Hall moved to New York from Jamaica when he was 13. "We didn't wear shoes, and to us it wasn't a big deal," Hall said. "I got into fights. I'd cut class, my mom found out, and I started to cry. I didn't want to go to school." His mother enrolled him in martial arts when he was 16. "When the bullying got out of hand, my mom put me in martial arts and I was excelling so fast. They wanted to know where I learned all this stuff," Hall said. "I was embarrassed to tell them."
Most of Hall's training at the gym takes place with the lights off, a practice he jokingly refers to as "ninja stuff." It's a technique that helps heighten Hall's awareness and focus. "Ninja stuff is more for the mentality," Hall said. "It's mind-boggling what's happening [in the world] and you just have to stay focused."

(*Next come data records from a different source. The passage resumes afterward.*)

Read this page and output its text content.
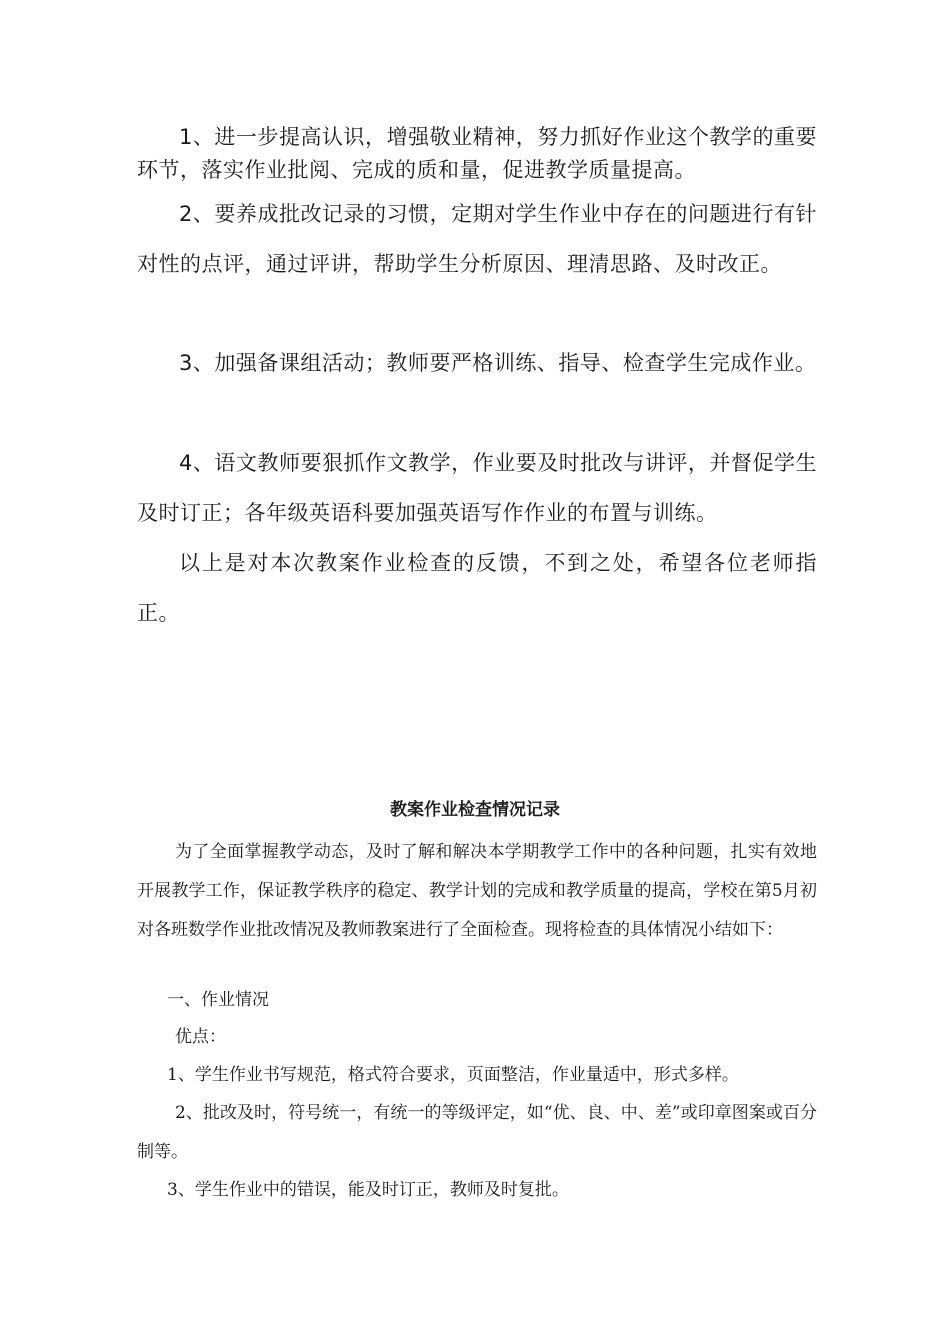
1、进一步提高认识，增强敬业精神，努力抓好作业这个教学的重要环节，落实作业批阅、完成的质和量，促进教学质量提高。

2、要养成批改记录的习惯，定期对学生作业中存在的问题进行有针对性的点评，通过评讲，帮助学生分析原因、理清思路、及时改正。

3、加强备课组活动；教师要严格训练、指导、检查学生完成作业。

4、语文教师要狠抓作文教学，作业要及时批改与讲评，并督促学生及时订正；各年级英语科要加强英语写作作业的布置与训练。

以上是对本次教案作业检查的反馈，不到之处，希望各位老师指正。

教案作业检查情况记录

为了全面掌握教学动态，及时了解和解决本学期教学工作中的各种问题，扎实有效地开展教学工作，保证教学秩序的稳定、教学计划的完成和教学质量的提高，学校在第5月初对各班数学作业批改情况及教师教案进行了全面检查。现将检查的具体情况小结如下：

一、作业情况

优点：

1、学生作业书写规范，格式符合要求，页面整洁，作业量适中，形式多样。

2、批改及时，符号统一，有统一的等级评定，如“优、良、中、差”或印章图案或百分制等。

3、学生作业中的错误，能及时订正，教师及时复批。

Hall said he is not worried about getting sick, but he's also not being naive about it. He's noticed a heightened sense of awareness when he goes on conditioning runs outdoors in the Dallas area. "Why am I giving this thing power that I shouldn't give power?" Hall said. "I can be clean, wash my hands, just do the basics and not worry."

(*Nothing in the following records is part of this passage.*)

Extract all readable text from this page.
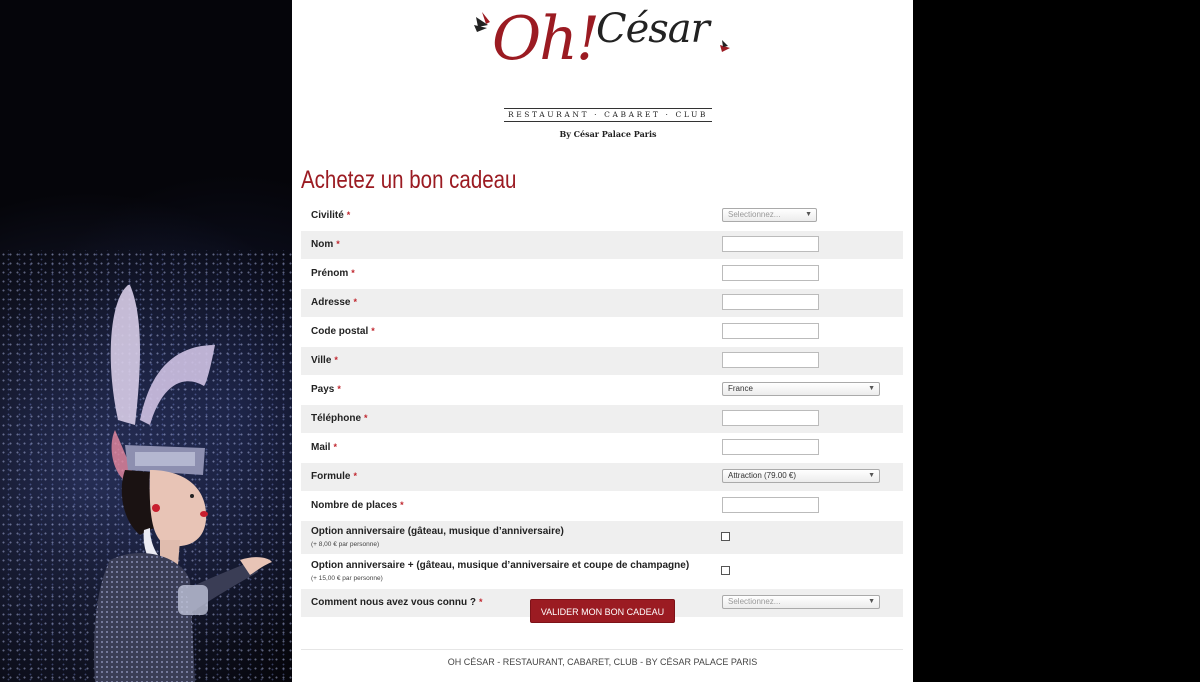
Oh!
César
RESTAURANT · CABARET · CLUB
By César Palace Paris
Achetez un bon cadeau
Civilité *	Selectionnez...	▼
Nom *
Prénom *
Adresse *
Code postal *
Ville *
Pays *	France	▼
Téléphone *
Mail *
Formule *	Attraction (79.00 €)	▼
Nombre de places *
Option anniversaire (gâteau, musique d’anniversaire)
(+ 8,00 € par personne)
Option anniversaire + (gâteau, musique d’anniversaire et coupe de champagne)
(+ 15,00 € par personne)
Comment nous avez vous connu ? *	Selectionnez...	▼
VALIDER MON BON CADEAU
OH CÉSAR - RESTAURANT, CABARET, CLUB - BY CÉSAR PALACE PARIS
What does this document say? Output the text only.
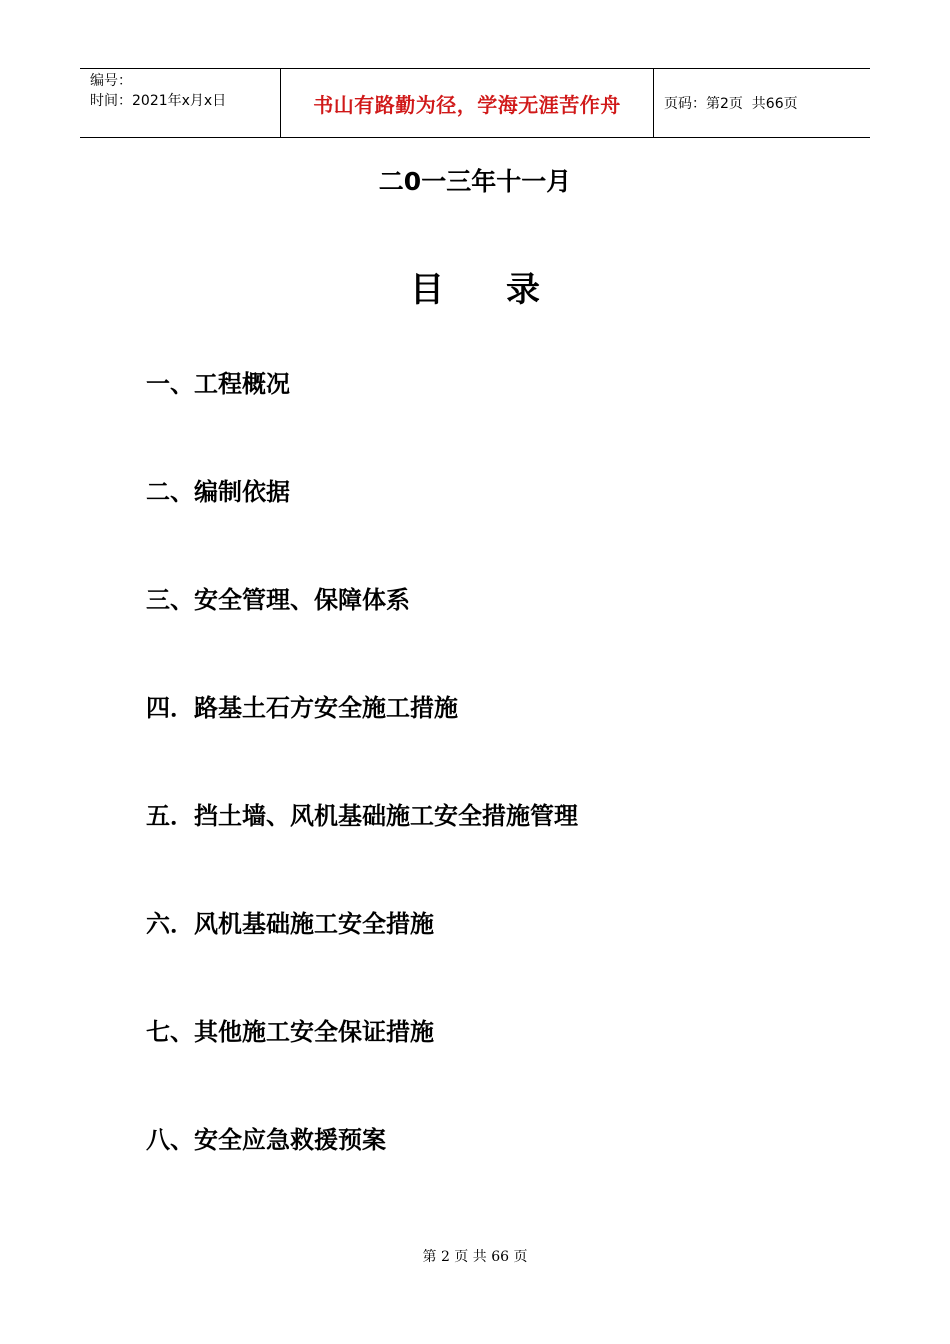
编号：
时间：2021年x月x日	书山有路勤为径，学海无涯苦作舟	页码：第2页  共66页
二0一三年十一月
目 录
一、工程概况
二、编制依据
三、安全管理、保障体系
四．路基土石方安全施工措施
五．挡土墙、风机基础施工安全措施管理
六．风机基础施工安全措施
七、其他施工安全保证措施
八、安全应急救援预案
第 2 页 共 66 页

Living in a gym is nothing new for Hall. From ages 22 to 25, he worked as an instructor at a local gym in Queens, New York -- a position that did not pay him enough to live on his own. He slept in his office until his sister, Belinda Fugalli, moved and left him the keys to her apartment. "I was trying to make it," Hall said.
"When I get a little discouraged, I'm like, 'Man, I can't forget where I came from.'" Hall said. "It's a motivator to remind me that I should be excited and to count my blessings. I was homeless. No place. No car. But I learned from that."
One of Hall's sponsors, Icon Meals, is taking care of Hall's food while he's at the gym. He doesn't have to worry about grocery shopping or preparing meals, but because of the changes to his training routine, he's not burning as many calories as he usually would. That means lots of chicken, turkey, rice and broccoli. "Man, when you're eating healthy, there is no favorite meal," Hall said. "It's boring. It's not for you, it's for your body."
Being in the gym by himself can get lonely, especially since Hall has limited physical contact with his coaches at this time. He's maintained communication with his team through phone calls and text messages, which has helped keep him motivated. "It's easy to get distracted," he said, "but I'm on that path again and surrounding myself with the right people."
Hall's decision to remain in the gym and keep training has paid off with a spot on the new UFC 249 card. The uncertainty surrounding the fight in the past month has muted the excitement Hall typically feels before a bout, but he said he's looking forward to leaving VyStar Veterans Memorial Arena in Jacksonville with a victory. "I'm trying my best, there's just been so many ups and downs," Hall said. "It is what it is. It's business. I'm not crazy about it. I just want to get in there, get out."